My top tip for good superior sounds; don't use superior FX, processing or EQ. I can tire over Superior settings for days, weeks even, and come out with shitty sounds. An hour in Logic and I get something that sounds fresh and vaguely 'real', thought I think real comes more from the programming than the sound.

All that comes out of superior for me are raw sample, Logic does everything else.


----------



## Prime

I agree...I think it is much easier to mold your sounds outside of Superior. 

To make things even easier load up the metalmachine EZX and your almost there to begin with.


----------



## Kwirk

Forget the drums! That first lead was awesome. Dat phrasing. Familiar, yet very different. 

/i'm out


----------



## jmeezle

Slate Digital Trigger + Seraph Recordings samples + Metal Foundry is what I use and couldnt be happier.


----------



## Ratel

jmeezle said:


> Slate Digital Trigger + Seraph Recordings samples + Metal Foundry is what I use and couldnt be happier.

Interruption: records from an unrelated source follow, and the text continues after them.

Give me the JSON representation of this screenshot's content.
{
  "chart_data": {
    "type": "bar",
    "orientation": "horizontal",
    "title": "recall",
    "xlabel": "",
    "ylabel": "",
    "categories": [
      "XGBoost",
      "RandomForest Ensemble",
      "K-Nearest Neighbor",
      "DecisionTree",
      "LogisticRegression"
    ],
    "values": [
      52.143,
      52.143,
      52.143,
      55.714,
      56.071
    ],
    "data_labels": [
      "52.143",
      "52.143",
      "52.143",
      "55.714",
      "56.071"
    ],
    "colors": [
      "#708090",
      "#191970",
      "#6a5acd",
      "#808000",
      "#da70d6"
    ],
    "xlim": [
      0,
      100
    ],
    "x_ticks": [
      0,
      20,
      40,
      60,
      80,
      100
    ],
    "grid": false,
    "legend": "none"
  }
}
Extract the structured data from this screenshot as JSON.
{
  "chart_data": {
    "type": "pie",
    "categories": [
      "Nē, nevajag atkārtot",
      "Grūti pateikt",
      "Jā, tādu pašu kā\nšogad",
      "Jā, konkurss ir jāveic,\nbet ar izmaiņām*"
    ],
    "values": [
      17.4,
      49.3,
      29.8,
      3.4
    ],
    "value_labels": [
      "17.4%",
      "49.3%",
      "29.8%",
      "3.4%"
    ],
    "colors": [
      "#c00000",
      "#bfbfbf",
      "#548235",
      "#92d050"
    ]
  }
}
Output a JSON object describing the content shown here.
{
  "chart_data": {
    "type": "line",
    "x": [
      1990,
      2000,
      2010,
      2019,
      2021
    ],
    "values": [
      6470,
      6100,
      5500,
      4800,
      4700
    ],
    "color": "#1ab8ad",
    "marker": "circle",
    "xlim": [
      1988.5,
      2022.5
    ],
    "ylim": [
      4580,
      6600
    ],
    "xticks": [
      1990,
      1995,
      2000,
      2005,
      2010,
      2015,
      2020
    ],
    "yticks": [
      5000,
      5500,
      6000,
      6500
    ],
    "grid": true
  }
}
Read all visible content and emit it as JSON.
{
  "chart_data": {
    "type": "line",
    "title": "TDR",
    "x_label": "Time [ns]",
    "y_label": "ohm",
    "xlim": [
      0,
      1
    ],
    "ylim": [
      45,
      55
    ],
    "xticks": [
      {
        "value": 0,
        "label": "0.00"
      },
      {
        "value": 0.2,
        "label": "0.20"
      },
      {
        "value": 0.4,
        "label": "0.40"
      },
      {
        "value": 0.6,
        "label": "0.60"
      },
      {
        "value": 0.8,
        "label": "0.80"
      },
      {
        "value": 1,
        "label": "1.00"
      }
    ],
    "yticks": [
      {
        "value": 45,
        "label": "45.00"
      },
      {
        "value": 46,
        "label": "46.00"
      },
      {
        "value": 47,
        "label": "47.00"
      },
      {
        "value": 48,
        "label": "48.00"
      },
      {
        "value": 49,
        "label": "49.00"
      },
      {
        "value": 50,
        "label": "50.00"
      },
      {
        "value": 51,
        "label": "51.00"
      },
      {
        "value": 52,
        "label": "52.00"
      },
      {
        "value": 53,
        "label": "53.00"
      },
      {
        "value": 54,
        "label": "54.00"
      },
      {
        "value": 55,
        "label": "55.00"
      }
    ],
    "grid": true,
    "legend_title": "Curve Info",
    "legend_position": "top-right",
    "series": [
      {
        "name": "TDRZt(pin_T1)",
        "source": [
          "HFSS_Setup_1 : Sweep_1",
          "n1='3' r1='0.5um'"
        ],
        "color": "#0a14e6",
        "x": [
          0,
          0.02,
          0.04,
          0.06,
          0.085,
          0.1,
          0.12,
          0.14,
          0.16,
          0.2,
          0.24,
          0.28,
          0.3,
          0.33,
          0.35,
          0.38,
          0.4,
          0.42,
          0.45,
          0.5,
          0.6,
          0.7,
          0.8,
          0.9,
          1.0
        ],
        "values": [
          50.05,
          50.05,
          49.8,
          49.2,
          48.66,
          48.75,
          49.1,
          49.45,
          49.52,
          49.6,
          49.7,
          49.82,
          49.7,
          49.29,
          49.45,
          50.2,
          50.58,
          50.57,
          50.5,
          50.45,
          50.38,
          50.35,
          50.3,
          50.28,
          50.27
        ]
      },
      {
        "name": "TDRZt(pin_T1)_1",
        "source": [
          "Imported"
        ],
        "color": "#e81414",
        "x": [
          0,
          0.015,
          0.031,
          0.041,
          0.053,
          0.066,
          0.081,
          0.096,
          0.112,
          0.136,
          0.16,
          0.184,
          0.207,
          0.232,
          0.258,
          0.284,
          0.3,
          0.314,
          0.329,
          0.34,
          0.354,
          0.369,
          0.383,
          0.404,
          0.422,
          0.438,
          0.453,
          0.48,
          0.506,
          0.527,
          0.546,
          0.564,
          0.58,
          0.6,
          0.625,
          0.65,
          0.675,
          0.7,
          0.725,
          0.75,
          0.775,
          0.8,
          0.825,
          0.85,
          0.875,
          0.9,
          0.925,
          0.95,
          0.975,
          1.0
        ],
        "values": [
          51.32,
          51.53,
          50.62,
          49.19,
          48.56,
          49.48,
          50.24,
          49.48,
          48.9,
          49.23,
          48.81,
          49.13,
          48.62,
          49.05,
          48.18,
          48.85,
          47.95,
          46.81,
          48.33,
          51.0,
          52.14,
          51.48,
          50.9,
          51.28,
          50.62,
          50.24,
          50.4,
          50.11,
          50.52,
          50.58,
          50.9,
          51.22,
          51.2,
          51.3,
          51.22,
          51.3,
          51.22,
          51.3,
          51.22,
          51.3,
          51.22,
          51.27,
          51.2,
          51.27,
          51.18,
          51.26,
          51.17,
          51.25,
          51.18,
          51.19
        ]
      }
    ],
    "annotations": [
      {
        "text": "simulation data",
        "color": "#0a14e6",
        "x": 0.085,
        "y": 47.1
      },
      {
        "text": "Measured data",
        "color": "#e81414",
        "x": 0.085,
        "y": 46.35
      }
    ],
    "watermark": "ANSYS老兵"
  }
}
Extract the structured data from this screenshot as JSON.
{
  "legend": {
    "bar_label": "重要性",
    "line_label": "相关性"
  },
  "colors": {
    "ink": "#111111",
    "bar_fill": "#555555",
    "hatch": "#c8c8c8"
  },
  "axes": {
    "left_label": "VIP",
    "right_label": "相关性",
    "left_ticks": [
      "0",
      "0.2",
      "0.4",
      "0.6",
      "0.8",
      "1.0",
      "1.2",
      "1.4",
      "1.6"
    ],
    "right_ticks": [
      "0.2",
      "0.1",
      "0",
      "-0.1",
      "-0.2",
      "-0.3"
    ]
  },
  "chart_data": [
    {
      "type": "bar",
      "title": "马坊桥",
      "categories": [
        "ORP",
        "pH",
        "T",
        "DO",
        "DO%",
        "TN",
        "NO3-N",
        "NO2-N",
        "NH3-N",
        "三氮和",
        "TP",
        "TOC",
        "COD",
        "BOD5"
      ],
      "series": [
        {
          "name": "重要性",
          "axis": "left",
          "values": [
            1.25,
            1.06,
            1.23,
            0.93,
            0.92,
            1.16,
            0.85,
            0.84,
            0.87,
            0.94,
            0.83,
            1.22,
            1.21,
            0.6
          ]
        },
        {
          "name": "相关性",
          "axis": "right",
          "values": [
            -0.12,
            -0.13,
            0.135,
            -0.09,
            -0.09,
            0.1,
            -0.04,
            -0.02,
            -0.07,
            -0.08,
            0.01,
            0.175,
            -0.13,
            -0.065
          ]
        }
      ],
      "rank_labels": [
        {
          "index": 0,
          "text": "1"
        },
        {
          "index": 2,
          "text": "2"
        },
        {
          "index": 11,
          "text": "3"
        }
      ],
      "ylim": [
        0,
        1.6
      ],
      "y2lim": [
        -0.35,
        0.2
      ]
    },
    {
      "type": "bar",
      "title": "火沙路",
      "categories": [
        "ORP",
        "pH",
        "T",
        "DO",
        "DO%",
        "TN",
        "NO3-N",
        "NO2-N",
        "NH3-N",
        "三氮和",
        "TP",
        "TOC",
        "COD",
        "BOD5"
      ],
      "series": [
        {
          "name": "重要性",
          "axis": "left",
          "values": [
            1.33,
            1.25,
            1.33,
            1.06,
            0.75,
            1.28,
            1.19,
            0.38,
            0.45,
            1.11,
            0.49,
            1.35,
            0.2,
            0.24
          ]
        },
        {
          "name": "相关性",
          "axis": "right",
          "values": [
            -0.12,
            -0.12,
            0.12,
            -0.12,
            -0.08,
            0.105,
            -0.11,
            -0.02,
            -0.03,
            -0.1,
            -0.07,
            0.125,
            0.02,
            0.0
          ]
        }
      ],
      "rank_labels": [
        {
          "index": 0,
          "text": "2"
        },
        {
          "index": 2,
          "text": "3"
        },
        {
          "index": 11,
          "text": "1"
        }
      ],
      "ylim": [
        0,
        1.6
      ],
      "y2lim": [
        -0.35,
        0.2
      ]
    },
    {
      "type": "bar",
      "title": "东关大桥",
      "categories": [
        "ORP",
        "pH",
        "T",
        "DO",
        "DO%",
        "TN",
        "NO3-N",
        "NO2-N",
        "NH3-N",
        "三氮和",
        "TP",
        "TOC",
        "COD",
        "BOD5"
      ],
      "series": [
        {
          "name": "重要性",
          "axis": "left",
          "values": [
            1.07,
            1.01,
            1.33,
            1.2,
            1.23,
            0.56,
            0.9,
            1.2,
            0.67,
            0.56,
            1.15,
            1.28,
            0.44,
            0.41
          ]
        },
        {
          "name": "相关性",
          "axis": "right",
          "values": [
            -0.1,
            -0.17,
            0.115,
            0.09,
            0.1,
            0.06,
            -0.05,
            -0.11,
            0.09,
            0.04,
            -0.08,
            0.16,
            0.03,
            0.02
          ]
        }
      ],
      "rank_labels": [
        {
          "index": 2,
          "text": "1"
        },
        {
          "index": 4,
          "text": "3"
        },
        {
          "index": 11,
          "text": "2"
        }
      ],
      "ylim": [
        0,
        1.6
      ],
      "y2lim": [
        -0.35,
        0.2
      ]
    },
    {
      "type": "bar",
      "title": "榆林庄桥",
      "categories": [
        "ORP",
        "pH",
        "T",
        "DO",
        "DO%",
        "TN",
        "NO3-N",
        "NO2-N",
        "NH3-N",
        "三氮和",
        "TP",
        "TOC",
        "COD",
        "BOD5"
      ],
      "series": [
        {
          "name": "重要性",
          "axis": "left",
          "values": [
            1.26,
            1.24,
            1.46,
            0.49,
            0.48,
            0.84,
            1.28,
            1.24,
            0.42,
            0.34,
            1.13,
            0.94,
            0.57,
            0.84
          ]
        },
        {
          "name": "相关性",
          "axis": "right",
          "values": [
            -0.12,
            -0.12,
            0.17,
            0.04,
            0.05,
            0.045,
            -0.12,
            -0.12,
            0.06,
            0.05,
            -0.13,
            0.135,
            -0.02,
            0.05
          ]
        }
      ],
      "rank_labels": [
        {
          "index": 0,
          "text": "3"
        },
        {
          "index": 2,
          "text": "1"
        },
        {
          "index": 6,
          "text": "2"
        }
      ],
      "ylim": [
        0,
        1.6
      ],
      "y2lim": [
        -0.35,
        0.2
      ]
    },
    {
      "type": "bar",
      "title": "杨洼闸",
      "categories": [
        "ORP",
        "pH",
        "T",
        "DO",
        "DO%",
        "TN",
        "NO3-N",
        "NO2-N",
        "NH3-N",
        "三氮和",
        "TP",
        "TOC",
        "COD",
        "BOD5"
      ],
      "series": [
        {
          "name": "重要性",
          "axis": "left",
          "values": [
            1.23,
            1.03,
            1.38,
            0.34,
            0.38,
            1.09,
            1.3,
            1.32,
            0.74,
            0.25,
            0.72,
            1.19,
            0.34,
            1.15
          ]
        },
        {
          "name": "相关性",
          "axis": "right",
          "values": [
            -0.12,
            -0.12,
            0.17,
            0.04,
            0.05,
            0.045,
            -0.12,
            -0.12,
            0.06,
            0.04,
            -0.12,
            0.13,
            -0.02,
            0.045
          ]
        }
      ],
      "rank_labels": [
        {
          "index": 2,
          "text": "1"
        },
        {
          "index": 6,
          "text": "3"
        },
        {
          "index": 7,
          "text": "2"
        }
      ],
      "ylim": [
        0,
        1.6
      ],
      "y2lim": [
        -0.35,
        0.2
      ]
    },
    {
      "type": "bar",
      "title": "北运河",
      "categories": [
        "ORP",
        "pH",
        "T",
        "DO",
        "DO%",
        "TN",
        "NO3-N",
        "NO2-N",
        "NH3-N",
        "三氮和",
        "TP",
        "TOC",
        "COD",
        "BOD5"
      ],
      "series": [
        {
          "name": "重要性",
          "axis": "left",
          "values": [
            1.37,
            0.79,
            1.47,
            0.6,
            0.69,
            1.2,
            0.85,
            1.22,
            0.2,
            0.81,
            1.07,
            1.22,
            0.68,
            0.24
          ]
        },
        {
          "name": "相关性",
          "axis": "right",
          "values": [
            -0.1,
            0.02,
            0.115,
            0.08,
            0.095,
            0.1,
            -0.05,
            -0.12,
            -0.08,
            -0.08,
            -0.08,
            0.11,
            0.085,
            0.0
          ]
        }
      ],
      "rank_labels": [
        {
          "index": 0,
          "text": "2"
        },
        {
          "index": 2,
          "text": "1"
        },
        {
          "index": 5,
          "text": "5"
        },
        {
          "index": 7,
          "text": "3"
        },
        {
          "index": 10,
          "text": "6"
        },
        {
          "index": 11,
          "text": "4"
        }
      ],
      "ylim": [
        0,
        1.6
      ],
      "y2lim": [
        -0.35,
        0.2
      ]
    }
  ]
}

Peter's samples are the best ever.


----------



## pushpull7

@Seraph: 

So how does this work? Are the nki's easy to work with?


----------



## sear

You do realize that you can make the default Superior drums sound almost like anything if you are smart enough to blend drums together and use pitch shifting, right? You'd be amazed how much layering a piccolo snare can make it cut through, for instance, or how much a change of 2-5 cents will make your kick sit better. The only time I like to replace drums is using Steven Slate for the kicks, those samples are pretty great and take processing extremely well.


----------